Tuesday, March 10, 2015

Time to Talkback: Review on Splintered by A.G. Howard

The Authors had their time to talk now it's Time to Talkback. This gives me the chance to review the book or books I have been reading. Now I'm all for a honest review and at times I can be a bit harsh with some of the judgements I voice, as far as book go. But it has nothing to do with the author(s) for without them what would my imagination be (goodness help us all). It is just my own opinion, constructive criticism (I say) and I just want to state it as so many of us sometimes do. Good or Bad, I am always thankful for the books I read and the author(s) who wrote them. So, welcome to Talkback and here to a honest review.

Title: Splintered
Author: A. G. Howard
Series: Splintered #1
Author Info: Website | Twitter | Goodreads
Age Group: Young Adult
Genre Type: Fantasy, Re-telling Wonderland
Publication date: January 1st 2013
Publisher: Amulet Books
Format: Hardcover
Pages:  371 pages
Source: Books-a-Million, Bought
My Review Rating: 4 of 5 stars

A fantastical re-imaging of the Alice in Wonderland story by Lewis Carroll, is glorious portray in A.G. Howard debut Splintered. Wonderland has never seemed so evil. Howard has taken a magical concept and put her spin on the prettiness of the Wonderland world, making even the white rabbit seem grotesque and troublesome. There was much to be admired in Splintered but in the same instance there was something I didn't fully connect to and I think the romance may have been the culprit.

Splintered is the story of a young girl, Alyssa Gardner, who, like all the females in her family is 'cursed', with the ability to talk to insects and plants.

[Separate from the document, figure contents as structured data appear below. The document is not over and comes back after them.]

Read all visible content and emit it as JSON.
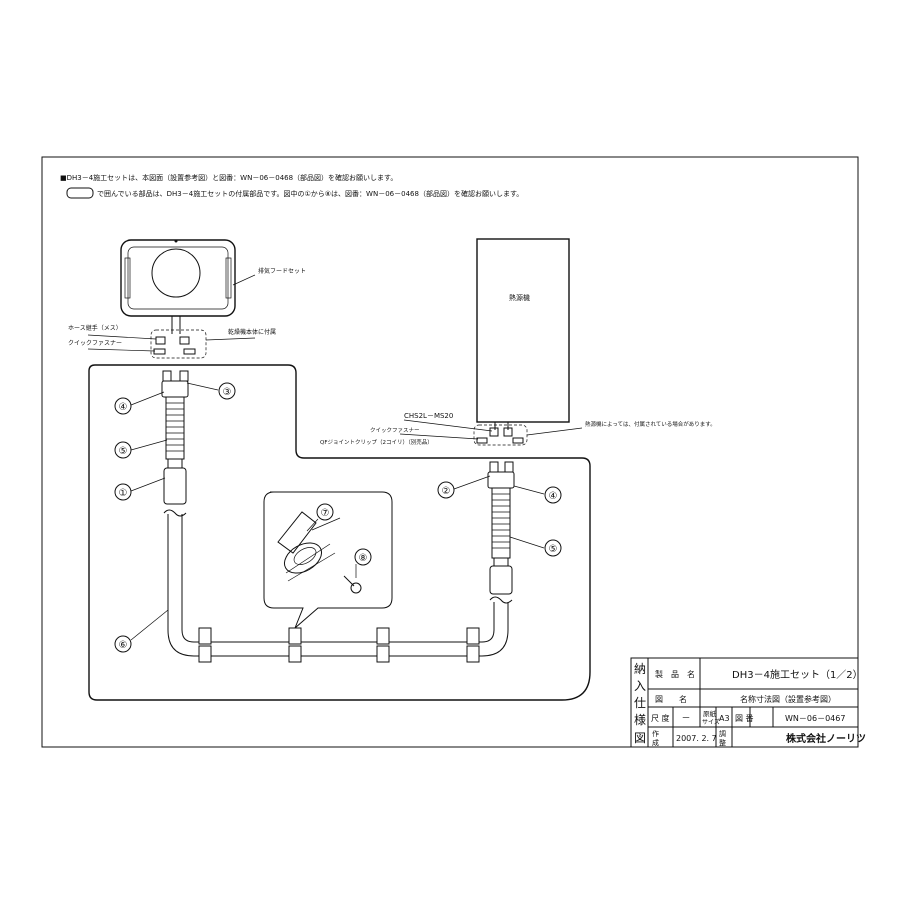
{
  "notes": {
    "line1": "■DH3－4施工セットは、本図面（設置参考図）と図番：WN－06－0468（部品図）を確認お願いします。",
    "line2": "で囲んでいる部品は、DH3－4施工セットの付属部品です。図中の①から⑧は、図番：WN－06－0468（部品図）を確認お願いします。"
  },
  "labels": {
    "hood": "排気フードセット",
    "hose_joint": "ホース継手（メス）",
    "quick_fastener_left": "クイックファスナー",
    "dryer_attached": "乾燥機本体に付属",
    "heat_source": "熱源機",
    "chs": "CHS2L－MS20",
    "quick_fastener_right": "クイックファスナー",
    "qf_clip": "QFジョイントクリップ（2コイリ）（別売品）",
    "heat_source_note": "熱源機によっては、付属されている場合があります。"
  },
  "parts": [
    "①",
    "②",
    "③",
    "④",
    "⑤",
    "⑥",
    "⑦",
    "⑧"
  ],
  "title_block": {
    "side_label": [
      "納",
      "入",
      "仕",
      "様",
      "図"
    ],
    "product_name_label": "製　品　名",
    "product_name": "DH3－4施工セット（1／2）",
    "drawing_name_label": "図　　名",
    "drawing_name": "名称寸法図（設置参考図）",
    "scale_label": "尺 度",
    "scale_value": "－",
    "paper_label_1": "原紙",
    "paper_label_2": "サイズ",
    "paper_size": "A3",
    "drawing_no_label": "図 番",
    "drawing_no": "WN－06－0467",
    "created_label_1": "作",
    "created_label_2": "成",
    "created_date": "2007. 2. 7",
    "adjusted_label_1": "調",
    "adjusted_label_2": "整",
    "company": "株式会社ノーリツ"
  }
}
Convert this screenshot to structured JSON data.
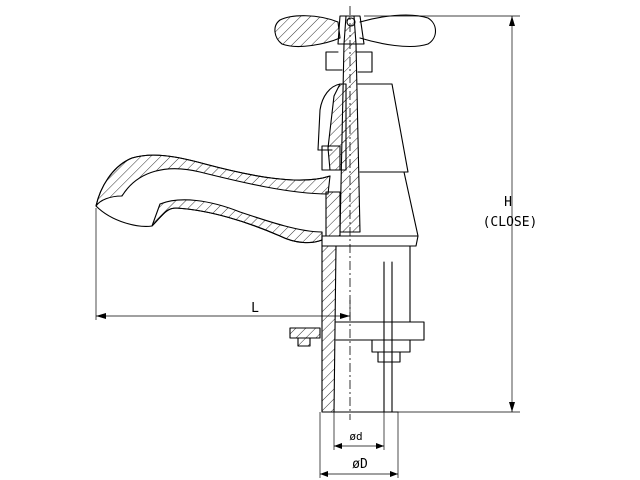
{
  "labels": {
    "height": "H",
    "height_note": "(CLOSE)",
    "length": "L",
    "inner_diameter": "ød",
    "outer_diameter": "øD"
  }
}
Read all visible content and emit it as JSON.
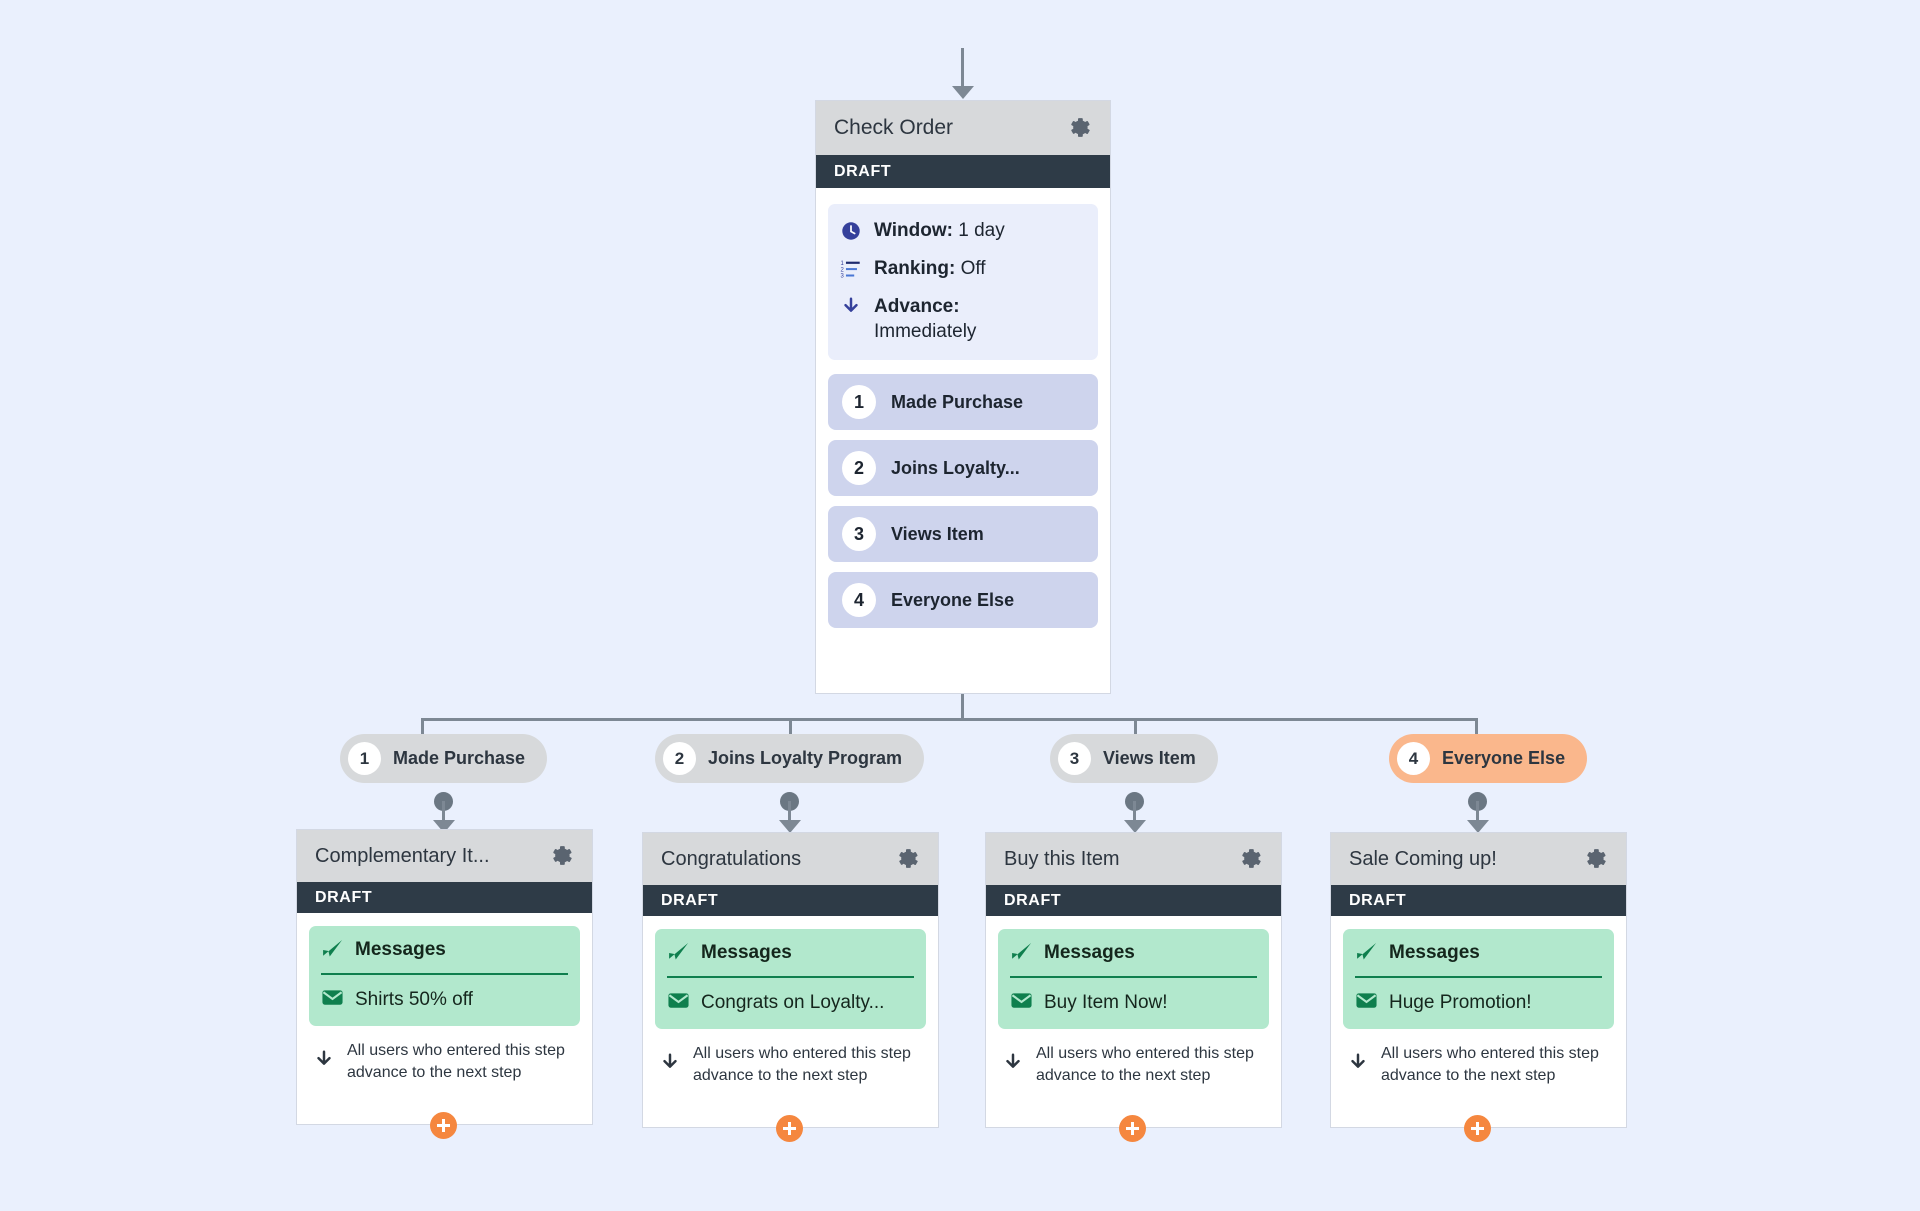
{
  "canvas": {
    "background_color": "#eaf0fd"
  },
  "root_node": {
    "title": "Check Order",
    "status": "DRAFT",
    "gear_icon": "gear-icon",
    "info": [
      {
        "icon": "clock-icon",
        "label": "Window:",
        "value": "1 day"
      },
      {
        "icon": "ranking-icon",
        "label": "Ranking:",
        "value": "Off"
      },
      {
        "icon": "arrow-down-icon",
        "label": "Advance:",
        "value": "Immediately"
      }
    ],
    "branches": [
      {
        "num": "1",
        "label": "Made Purchase"
      },
      {
        "num": "2",
        "label": "Joins Loyalty..."
      },
      {
        "num": "3",
        "label": "Views Item"
      },
      {
        "num": "4",
        "label": "Everyone Else"
      }
    ]
  },
  "pills": [
    {
      "num": "1",
      "label": "Made Purchase",
      "active": false
    },
    {
      "num": "2",
      "label": "Joins Loyalty Program",
      "active": false
    },
    {
      "num": "3",
      "label": "Views Item",
      "active": false
    },
    {
      "num": "4",
      "label": "Everyone Else",
      "active": true
    }
  ],
  "message_nodes": [
    {
      "title": "Complementary It...",
      "status": "DRAFT",
      "messages_label": "Messages",
      "message_item": "Shirts 50% off",
      "advance_text": "All users who entered this step advance to the next step"
    },
    {
      "title": "Congratulations",
      "status": "DRAFT",
      "messages_label": "Messages",
      "message_item": "Congrats on Loyalty...",
      "advance_text": "All users who entered this step advance to the next step"
    },
    {
      "title": "Buy this Item",
      "status": "DRAFT",
      "messages_label": "Messages",
      "message_item": "Buy Item Now!",
      "advance_text": "All users who entered this step advance to the next step"
    },
    {
      "title": "Sale Coming up!",
      "status": "DRAFT",
      "messages_label": "Messages",
      "message_item": "Huge Promotion!",
      "advance_text": "All users who entered this step advance to the next step"
    }
  ],
  "colors": {
    "background": "#eaf0fd",
    "card_header": "#d7d9db",
    "status_bar": "#2e3b47",
    "info_panel": "#eaeefb",
    "branch_item": "#ced4ed",
    "message_box": "#b2e8cd",
    "message_accent": "#0f7f4e",
    "pill_default": "#d7d9db",
    "pill_active": "#fab78c",
    "connector": "#7d8894",
    "plus_button": "#f5873f"
  }
}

Alyssa, the great-great-great-granddaughter to Alice Liddel, whom Lewis Carrol base his great telling on, fears that the curse that placed her mother in a mental institution will soon be her own fate. Her family and the curse have a connection to the story of Alice and Wonderland and as Alyssa delves further into her family curse she realizes that she must go down the rabbit hole to save her mother and to learn the truth about her family and their origins.
Howard, without a doubt, captured the raw essence of Wonderland. Even though it's a much darker version, it still holds the spirit of the childhood tale. The characters, the dialogue, even the actions while in Wonderland feel original and new and yet we've actual heard some of it before. Every character has their own way of speaking, their own personality, and it's so easy to be immersed within the elegantly described world.

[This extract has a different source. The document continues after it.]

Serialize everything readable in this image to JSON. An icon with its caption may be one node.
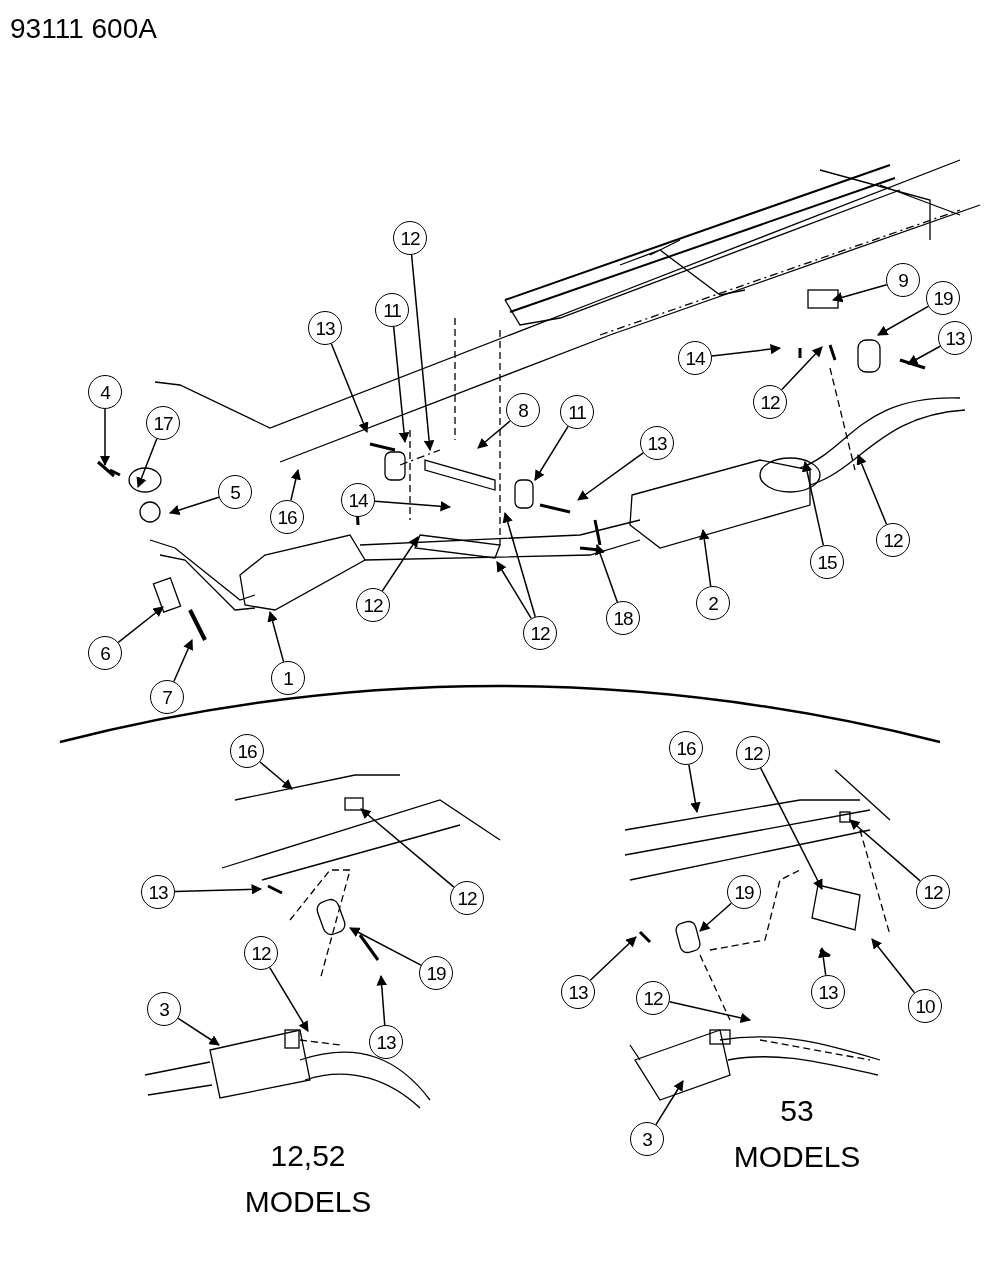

Alyssa is a bit of a tom-boy and likes to skateboard. She is creative, artsy and imaginative, and you can tell this right away with the opening chapters. Howard lays a lot of groundwork to help the reader understand and sympathize with Alyssa and her motivations. And it is this reason why the reader can connect so immensely with her. Her childhood friend, named Jeb, is her constant companion and crush. She believe that he only cares for her in what she thinks is in a "brotherly" way, but we all know that'll get squashed eventually. Jeb's protectiveness of Alyssa is downright overbearing, and her other love interest, Morpheus, uses the fact to his advantage and to gain favor with Alyssa. Morpheus is handsome, charming and suspicious. Jeb hates him instantly while Alyssa is swarmed with memories, realizing that this man has been with her through her entire childhood teaching her things about Wonderland, which explains why she has felt so comfortable in that strange world. However, Jeb seemed to morph to fit Alyssa's needs, and they'd often converse about their feelings during the action. So in essence, we'd have brief romantic-drama interludes that just felt wrong and unnecessary. I’m always up for a good love-triangle but I do not need a pause to get that there is a romance between characters. The book had a slow lagging pace, but it really does picked up when Morpheus entered. His character was new, refreshing, entertaining and also the catalyst for many exciting turns. But by the end, I was left wanting a little more out of his relationship with Alyssa.

The plot was intricately woven and incredibly hard to guess. I was shocked by each revelation and each new twist, especially since I've heard the tale of Alice all before. But Alyssa takes a journey that while sometimes replicates her ancestry, it's an entirely new adventure that's full of changes to the original text.

Overall, I applaud Howard for capturing the spirit of Wonderland and putting her dark spin on the magical world, but the romance (love triangle-ness) really obstructed my connection to Alyssa who spent most of the time worrying about boys instead of her own sanity and her mother's. I look forward to reading Unhinged, the sequel to this incredible debut.